Secondly: Hanbali’s School

It is forbidden to pray voluntary (nafl) prayers, even if they have a cause at the following three periods:

1- When the sun is rising until it reaches the height of a spear, except the two rak’ah of fajr which can be observed at this time prior to Fajr prayer. However, It also becomes forbidden if observed after this time.

2- After Asr prayer regardless of it being combined with Dhuhr prayer, until the sunset. An exception is the regular sunnah of Dhuhr, which can be performed after an Asr prayer that is combined with Dhuhr.

3 – When the sun is in the middle of the sky, until it comes down, apart from the two rak’ahs of tawaf for they are permissible at these times even though they are nafl. Similarly, the two rak’ah of Tahiyyatul Masjid (The prayer of greeting the masjid) when the imam is giving his sermon.

As for the funeral prayer, it is forbidden when the sun is at its peak in the sky, and when it begins to set until it completely sets, and when it begins to rise until it has completely risen. This prayer is not allowed to take place unless there is an excuse.

Thirdly: Shafi’s School

The nafl (voluntary) prayers which do not have any cause are disliked in a way that is similar to forbidden (karaha-t- tahreem), or those which have a a late cause. The voluntary prayers are not allowed at these following five periods:

1- After the regular time of Fajr prayer until the sun has risen

2 – When the sun comes out until it reaches the height of a spear

3 – After the regular time of Asr prayer, regardless of Asr whether it is combined with Dhuhr or not.

4 – When the Sun is bright yellow until it sets

5 – When the sun is at its peak in the sky until it comes down a little.  An exception from this are the prayers in Makkah which can be observed at any time without any restriction. Similarly, the voluntary prayers observed on Juma’h day while the sun at its peak.

Although the prayer is absolutely forbidden once the Imam has sit on the Minbar onthe day of Jumah, except of Tahiyyatul Masjid. It is also disliked to engage in voluntary prayers while the iqamah for the obligatory prayers is held apart from Juma’ah. As for the Jumah prayer it is forbidden to pray when the Iqama is being said, if it results in missing the second ruku’ (bowing down) with the imam. 

Fourthly: Maliki’s School

Performing voluntary prayers is forbidden in seven periods of time:

1- When the sun starts to rise until it has completely risen

2 – When the sun starts to set until it completely sets

3- During the Khutbah of Juma’ah (based on the unanimous opinion) and the Khutbah of Eid (which is the strongest opinion).

4- When the Imam is coming out to give the khutbah

5 – When there is an insufficient time for the obligatory prayer, be it the regular time of prayer (Ikhtiyari) or the time of people with valid excuse (Daruri).

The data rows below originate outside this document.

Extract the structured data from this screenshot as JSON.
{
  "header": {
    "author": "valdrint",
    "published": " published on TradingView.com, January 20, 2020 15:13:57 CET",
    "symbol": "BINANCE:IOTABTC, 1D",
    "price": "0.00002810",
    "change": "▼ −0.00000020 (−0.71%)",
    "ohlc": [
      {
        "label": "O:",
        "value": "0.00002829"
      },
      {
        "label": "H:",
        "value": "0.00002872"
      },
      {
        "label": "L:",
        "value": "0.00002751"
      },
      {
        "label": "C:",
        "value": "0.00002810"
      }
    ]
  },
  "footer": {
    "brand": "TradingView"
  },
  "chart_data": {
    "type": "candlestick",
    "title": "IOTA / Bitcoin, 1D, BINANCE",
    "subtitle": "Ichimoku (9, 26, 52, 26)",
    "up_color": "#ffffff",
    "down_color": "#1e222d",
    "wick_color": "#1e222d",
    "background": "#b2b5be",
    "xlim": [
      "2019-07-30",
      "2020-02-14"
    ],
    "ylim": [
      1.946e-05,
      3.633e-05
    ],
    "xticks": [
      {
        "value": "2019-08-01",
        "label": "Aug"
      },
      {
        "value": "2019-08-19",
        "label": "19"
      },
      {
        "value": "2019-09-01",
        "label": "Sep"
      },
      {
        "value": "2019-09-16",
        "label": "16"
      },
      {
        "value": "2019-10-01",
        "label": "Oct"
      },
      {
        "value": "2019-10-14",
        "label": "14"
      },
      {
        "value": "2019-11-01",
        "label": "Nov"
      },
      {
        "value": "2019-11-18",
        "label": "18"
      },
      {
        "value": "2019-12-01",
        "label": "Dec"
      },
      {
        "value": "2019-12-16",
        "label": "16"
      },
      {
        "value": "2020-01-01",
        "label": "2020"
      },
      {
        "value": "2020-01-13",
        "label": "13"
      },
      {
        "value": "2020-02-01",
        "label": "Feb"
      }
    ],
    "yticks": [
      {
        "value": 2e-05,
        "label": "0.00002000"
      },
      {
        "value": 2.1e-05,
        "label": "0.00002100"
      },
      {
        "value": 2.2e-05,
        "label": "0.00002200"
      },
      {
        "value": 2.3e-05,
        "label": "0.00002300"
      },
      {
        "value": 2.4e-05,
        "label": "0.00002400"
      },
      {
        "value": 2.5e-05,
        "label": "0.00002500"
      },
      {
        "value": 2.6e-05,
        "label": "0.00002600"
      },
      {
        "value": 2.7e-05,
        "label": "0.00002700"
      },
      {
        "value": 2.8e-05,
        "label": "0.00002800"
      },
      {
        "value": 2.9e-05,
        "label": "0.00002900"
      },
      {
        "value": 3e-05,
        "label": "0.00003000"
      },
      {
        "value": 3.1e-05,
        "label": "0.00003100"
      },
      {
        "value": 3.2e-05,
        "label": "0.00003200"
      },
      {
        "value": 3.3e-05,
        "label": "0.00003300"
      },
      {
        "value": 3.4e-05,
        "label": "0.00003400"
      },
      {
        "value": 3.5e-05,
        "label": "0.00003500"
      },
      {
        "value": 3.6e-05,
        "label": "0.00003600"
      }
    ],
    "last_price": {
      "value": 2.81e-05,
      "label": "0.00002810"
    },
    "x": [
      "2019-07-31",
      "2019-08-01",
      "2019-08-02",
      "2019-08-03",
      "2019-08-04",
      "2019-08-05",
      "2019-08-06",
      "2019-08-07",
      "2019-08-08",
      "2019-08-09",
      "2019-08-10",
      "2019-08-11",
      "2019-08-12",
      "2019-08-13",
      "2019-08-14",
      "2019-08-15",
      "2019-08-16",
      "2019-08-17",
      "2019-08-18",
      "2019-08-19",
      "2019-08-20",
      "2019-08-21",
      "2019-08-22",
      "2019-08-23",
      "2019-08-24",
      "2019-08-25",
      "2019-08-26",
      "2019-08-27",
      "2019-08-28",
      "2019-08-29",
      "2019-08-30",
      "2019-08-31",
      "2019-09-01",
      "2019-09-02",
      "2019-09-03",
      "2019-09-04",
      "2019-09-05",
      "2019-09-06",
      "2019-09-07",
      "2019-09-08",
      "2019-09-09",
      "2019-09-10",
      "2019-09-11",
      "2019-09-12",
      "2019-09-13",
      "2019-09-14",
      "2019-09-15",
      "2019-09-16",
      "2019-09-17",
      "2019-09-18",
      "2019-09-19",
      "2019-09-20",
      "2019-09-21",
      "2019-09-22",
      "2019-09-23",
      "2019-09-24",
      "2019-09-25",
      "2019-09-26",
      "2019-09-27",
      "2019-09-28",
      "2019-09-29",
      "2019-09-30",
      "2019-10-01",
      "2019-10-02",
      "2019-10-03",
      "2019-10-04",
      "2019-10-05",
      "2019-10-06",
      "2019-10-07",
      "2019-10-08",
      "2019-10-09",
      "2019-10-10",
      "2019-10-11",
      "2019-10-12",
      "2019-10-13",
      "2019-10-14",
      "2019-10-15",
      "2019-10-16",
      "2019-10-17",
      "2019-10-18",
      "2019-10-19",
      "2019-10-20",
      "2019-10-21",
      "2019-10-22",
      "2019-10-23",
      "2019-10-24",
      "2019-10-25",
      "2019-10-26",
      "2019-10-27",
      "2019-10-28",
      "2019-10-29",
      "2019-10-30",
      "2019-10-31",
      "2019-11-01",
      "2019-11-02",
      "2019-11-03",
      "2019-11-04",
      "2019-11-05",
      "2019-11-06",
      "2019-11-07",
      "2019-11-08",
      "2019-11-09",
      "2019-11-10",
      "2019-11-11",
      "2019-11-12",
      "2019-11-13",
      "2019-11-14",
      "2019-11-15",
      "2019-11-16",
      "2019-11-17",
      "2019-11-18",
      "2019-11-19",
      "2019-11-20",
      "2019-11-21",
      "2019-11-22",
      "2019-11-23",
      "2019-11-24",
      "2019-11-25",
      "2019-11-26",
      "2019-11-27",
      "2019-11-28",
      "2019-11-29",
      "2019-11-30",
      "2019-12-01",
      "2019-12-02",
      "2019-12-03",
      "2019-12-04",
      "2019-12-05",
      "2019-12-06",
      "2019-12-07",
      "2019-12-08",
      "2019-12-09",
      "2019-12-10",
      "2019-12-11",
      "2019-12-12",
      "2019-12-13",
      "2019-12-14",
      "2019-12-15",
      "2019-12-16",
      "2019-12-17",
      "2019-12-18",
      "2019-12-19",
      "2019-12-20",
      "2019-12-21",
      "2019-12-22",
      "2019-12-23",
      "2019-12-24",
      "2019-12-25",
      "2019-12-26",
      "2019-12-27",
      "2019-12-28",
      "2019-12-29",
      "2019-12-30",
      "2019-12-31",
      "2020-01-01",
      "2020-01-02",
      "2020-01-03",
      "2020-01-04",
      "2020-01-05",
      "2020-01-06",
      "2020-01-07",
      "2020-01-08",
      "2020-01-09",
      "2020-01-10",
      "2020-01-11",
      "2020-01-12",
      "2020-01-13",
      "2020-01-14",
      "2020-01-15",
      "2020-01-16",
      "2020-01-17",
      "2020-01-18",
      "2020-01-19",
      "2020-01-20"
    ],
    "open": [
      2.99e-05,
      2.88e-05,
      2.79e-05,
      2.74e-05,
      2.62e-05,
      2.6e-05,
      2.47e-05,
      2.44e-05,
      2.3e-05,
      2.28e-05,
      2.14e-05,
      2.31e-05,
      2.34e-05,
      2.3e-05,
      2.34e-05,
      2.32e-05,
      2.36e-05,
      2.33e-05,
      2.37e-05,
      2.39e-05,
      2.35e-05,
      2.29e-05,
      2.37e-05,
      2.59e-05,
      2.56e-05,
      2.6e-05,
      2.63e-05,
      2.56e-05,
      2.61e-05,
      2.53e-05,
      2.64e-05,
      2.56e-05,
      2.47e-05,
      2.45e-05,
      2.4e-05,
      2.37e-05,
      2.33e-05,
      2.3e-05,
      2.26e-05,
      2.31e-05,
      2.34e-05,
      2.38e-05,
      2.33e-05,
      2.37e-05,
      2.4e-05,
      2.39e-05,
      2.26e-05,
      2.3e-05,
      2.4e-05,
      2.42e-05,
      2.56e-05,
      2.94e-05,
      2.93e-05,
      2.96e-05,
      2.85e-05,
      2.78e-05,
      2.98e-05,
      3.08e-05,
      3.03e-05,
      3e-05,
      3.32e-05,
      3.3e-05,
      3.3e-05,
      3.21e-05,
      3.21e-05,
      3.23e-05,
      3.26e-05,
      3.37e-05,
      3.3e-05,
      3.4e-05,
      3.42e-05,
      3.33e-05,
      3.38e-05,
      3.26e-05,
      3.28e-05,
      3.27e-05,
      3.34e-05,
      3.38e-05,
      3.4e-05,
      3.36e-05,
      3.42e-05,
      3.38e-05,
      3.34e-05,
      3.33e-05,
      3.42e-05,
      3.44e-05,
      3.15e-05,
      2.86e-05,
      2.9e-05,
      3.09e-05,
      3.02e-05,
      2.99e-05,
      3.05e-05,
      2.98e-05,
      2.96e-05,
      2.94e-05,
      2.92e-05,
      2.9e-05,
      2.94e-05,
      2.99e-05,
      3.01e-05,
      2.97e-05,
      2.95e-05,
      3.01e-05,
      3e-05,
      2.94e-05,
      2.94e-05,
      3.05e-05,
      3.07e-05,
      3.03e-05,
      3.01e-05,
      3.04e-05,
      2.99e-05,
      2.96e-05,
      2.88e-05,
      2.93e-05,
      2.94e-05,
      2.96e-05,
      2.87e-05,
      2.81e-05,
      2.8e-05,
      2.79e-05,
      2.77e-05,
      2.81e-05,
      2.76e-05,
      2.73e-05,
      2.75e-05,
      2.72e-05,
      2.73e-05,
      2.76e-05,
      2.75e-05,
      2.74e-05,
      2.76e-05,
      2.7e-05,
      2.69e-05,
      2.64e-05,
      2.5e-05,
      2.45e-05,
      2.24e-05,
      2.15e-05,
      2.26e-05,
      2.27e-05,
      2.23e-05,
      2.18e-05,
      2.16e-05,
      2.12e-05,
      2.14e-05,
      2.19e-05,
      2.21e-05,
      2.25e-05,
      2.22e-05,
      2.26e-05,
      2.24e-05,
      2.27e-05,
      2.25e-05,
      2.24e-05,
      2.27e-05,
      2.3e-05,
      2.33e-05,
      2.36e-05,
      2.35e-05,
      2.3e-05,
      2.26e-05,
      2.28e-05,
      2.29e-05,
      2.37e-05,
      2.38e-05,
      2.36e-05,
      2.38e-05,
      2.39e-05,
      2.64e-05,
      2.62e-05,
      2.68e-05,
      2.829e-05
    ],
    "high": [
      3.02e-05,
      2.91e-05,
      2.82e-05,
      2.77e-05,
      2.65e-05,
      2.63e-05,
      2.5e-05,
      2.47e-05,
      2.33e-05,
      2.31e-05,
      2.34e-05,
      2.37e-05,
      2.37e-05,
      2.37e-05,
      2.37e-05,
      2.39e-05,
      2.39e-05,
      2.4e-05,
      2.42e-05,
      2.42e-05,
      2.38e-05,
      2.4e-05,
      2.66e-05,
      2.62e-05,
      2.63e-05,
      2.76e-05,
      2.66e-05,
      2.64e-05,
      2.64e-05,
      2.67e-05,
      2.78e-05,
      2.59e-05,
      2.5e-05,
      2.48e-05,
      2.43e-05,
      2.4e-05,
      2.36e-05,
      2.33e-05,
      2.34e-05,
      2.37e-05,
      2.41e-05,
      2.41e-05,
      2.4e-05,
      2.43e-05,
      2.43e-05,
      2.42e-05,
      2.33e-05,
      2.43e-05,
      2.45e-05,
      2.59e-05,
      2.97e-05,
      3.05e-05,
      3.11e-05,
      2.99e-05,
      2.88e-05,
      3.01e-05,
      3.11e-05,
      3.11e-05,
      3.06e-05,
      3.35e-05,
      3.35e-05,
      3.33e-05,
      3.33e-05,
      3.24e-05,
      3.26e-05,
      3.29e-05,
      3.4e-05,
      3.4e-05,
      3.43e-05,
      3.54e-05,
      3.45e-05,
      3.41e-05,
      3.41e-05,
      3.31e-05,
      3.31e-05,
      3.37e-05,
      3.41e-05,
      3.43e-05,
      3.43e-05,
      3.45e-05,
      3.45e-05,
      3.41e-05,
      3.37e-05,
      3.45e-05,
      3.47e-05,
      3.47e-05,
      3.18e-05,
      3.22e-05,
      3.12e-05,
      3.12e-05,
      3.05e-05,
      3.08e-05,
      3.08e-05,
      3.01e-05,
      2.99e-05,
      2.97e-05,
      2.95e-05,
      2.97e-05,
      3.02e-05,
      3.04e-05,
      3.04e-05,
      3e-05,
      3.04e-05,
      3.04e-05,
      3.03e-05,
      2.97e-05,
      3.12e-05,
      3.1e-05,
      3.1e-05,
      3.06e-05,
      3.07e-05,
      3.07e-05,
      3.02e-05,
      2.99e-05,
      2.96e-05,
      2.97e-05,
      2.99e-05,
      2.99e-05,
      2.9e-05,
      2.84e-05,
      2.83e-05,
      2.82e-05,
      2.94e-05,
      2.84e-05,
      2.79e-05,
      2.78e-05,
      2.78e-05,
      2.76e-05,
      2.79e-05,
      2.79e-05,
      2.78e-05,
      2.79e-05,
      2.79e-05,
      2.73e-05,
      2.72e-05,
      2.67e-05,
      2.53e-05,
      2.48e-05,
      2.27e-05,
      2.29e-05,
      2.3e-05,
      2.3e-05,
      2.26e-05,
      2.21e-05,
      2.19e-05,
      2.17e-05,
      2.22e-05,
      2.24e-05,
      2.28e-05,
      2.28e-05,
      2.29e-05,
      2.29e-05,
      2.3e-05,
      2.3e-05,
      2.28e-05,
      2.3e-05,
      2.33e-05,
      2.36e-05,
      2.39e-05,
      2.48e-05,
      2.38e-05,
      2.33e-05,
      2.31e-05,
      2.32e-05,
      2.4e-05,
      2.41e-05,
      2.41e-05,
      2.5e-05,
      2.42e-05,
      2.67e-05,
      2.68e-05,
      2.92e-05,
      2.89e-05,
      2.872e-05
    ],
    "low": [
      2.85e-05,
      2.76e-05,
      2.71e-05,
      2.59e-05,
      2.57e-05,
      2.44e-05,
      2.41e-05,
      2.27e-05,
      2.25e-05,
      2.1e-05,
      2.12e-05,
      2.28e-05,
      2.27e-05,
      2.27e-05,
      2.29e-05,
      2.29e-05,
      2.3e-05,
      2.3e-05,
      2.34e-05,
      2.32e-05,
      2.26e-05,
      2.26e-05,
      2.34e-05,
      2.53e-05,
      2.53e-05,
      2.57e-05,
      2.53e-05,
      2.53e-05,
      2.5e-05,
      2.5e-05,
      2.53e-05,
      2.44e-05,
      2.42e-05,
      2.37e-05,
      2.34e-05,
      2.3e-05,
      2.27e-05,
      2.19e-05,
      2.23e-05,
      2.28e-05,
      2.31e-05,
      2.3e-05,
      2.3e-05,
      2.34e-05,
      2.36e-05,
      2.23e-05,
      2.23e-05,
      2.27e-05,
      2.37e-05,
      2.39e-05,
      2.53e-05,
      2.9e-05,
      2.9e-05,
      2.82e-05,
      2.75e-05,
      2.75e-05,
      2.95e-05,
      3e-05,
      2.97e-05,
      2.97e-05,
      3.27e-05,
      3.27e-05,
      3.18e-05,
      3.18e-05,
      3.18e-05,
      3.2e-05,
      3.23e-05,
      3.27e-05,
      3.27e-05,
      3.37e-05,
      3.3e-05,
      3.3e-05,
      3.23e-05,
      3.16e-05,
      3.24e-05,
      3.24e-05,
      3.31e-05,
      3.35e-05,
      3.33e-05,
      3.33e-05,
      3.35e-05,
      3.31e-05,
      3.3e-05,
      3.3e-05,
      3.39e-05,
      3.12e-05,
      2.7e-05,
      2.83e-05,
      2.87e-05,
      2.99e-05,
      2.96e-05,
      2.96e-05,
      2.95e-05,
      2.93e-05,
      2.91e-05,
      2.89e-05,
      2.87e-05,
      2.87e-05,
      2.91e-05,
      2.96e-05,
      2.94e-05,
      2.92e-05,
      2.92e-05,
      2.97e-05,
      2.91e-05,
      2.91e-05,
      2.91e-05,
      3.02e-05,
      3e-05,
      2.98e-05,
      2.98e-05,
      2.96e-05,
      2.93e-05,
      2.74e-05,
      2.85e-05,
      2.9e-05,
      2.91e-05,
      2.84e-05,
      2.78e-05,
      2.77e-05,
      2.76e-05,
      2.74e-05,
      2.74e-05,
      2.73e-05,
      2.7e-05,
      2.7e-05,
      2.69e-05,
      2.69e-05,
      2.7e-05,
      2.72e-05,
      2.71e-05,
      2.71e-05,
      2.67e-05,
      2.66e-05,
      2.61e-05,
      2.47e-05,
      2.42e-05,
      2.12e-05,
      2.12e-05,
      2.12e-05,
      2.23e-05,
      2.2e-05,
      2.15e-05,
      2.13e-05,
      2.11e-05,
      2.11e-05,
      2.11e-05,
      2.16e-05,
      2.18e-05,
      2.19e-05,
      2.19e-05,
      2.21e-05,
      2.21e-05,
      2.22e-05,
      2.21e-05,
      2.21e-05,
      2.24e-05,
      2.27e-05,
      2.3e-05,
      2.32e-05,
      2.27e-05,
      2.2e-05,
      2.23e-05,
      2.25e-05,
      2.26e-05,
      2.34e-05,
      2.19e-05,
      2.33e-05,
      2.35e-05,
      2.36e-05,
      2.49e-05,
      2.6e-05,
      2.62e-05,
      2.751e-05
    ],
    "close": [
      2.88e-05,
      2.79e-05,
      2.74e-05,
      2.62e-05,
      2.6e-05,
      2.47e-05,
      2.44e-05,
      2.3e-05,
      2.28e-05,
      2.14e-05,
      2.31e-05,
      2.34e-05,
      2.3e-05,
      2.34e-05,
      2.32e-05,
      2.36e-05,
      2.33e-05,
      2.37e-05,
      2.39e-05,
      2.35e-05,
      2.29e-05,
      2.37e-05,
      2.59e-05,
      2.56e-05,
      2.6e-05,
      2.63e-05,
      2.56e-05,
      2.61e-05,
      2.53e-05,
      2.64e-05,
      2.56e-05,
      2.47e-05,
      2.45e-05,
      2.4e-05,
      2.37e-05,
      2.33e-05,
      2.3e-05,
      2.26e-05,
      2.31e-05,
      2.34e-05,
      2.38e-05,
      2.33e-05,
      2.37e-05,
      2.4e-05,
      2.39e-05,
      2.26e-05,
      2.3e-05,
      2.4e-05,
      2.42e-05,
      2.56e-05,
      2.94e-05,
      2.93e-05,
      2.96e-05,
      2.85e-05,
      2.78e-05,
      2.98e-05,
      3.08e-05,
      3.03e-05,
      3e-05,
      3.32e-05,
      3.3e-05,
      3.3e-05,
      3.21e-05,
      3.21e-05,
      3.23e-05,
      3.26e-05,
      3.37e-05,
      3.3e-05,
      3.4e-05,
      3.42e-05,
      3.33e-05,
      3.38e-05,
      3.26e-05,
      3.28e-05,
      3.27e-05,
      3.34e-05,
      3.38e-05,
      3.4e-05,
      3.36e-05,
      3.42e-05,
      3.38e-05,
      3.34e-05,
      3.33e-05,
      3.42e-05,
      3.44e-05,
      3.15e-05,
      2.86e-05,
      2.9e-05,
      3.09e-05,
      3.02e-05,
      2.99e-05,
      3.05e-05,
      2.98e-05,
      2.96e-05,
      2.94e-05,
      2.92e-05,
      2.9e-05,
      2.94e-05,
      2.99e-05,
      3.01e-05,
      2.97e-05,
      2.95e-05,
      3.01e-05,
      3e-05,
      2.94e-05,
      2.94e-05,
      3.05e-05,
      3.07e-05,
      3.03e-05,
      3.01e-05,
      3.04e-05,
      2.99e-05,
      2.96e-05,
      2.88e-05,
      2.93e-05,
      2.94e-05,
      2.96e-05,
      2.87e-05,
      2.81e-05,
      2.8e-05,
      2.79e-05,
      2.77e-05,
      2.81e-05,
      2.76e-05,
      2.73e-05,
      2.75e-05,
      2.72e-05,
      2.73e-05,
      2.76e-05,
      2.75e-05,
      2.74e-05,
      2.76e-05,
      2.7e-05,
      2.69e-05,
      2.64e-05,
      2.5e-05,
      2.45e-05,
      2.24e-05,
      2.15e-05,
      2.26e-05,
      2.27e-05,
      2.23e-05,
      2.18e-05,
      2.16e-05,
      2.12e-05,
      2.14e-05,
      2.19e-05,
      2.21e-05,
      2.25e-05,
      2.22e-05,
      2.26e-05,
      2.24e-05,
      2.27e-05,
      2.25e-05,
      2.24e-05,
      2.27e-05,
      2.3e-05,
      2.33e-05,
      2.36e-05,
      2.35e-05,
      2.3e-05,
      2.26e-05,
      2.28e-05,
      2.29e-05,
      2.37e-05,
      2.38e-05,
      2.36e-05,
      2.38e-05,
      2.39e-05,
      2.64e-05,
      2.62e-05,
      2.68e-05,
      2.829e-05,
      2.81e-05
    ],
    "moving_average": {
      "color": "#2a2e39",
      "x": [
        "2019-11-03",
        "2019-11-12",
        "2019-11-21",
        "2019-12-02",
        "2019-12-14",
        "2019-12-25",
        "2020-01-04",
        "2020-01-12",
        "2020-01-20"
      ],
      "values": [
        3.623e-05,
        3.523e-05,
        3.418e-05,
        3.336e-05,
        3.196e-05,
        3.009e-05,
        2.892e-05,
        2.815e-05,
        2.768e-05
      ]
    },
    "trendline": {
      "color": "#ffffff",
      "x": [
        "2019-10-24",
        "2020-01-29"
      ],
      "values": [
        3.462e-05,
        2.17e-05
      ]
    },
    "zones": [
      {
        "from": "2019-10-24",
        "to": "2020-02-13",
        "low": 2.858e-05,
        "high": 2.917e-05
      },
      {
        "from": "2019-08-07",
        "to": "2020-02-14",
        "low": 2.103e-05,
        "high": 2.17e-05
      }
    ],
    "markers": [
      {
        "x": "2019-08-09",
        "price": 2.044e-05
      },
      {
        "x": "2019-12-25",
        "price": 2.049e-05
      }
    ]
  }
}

6- During the time where a missed prayer is remembered

7 – When the Iqamah is being said for prayers led by the official imam.

The nafl prayer is disliked at the following five time of the day:

1 – After dawn until the sun has risen completely, apart from the sunnah of fajr and the shaf’ (post Isha’) prayer, and witr if you haven’t prayed them until dawn, and the funeral prayer and sajdatu at-tilawah in specific circumstances.

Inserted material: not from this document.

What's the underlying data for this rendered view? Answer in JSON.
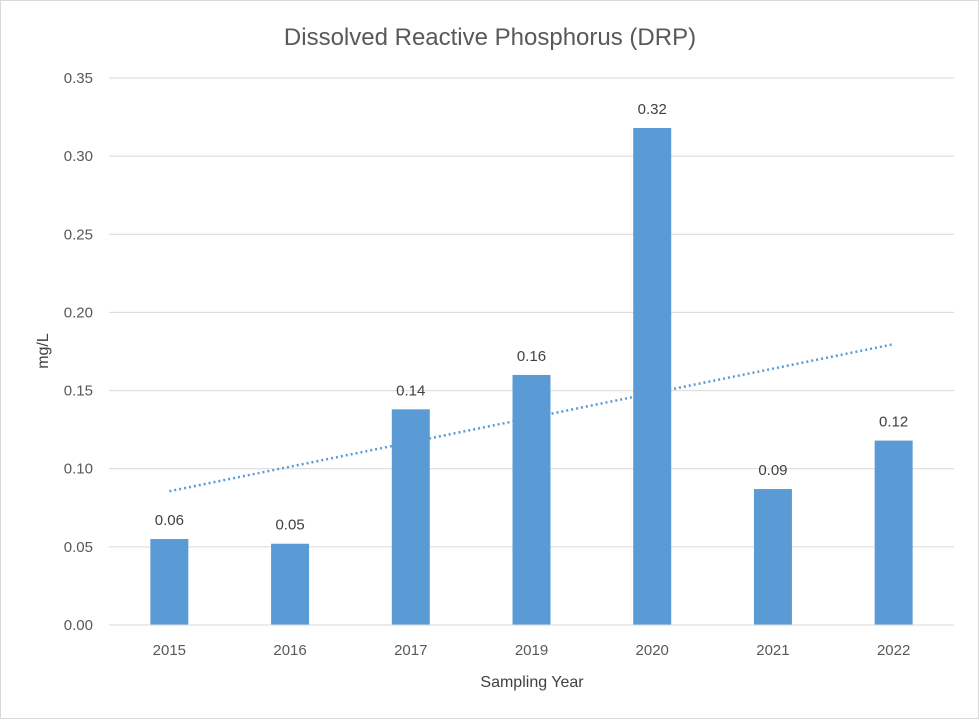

2 – After the sun has risen until it reaches the height of a spear

3 – After Asr prayer, until the time when the sun is almost set.

4 – After the complete setting of the sun, until the prayer of maghrib

5 – Before and after the Eid prayer, if it is performed in an open ground (Musalla).

These are the sayings of the four schools of thought, and whichever satisfies the heart then there is no harm in following it, and we are not allowed to censure one another for our respective choice. 

The majority of Fiqh scholars are of the opinion that it is permissible to pray the missed prayers after Fajr prayer and Asr prayer, as learnt from the hadith of Bukhari and Muslim which said: “whoever forgets a prayer, then he should pray it after he remembers, there is no penance except that”.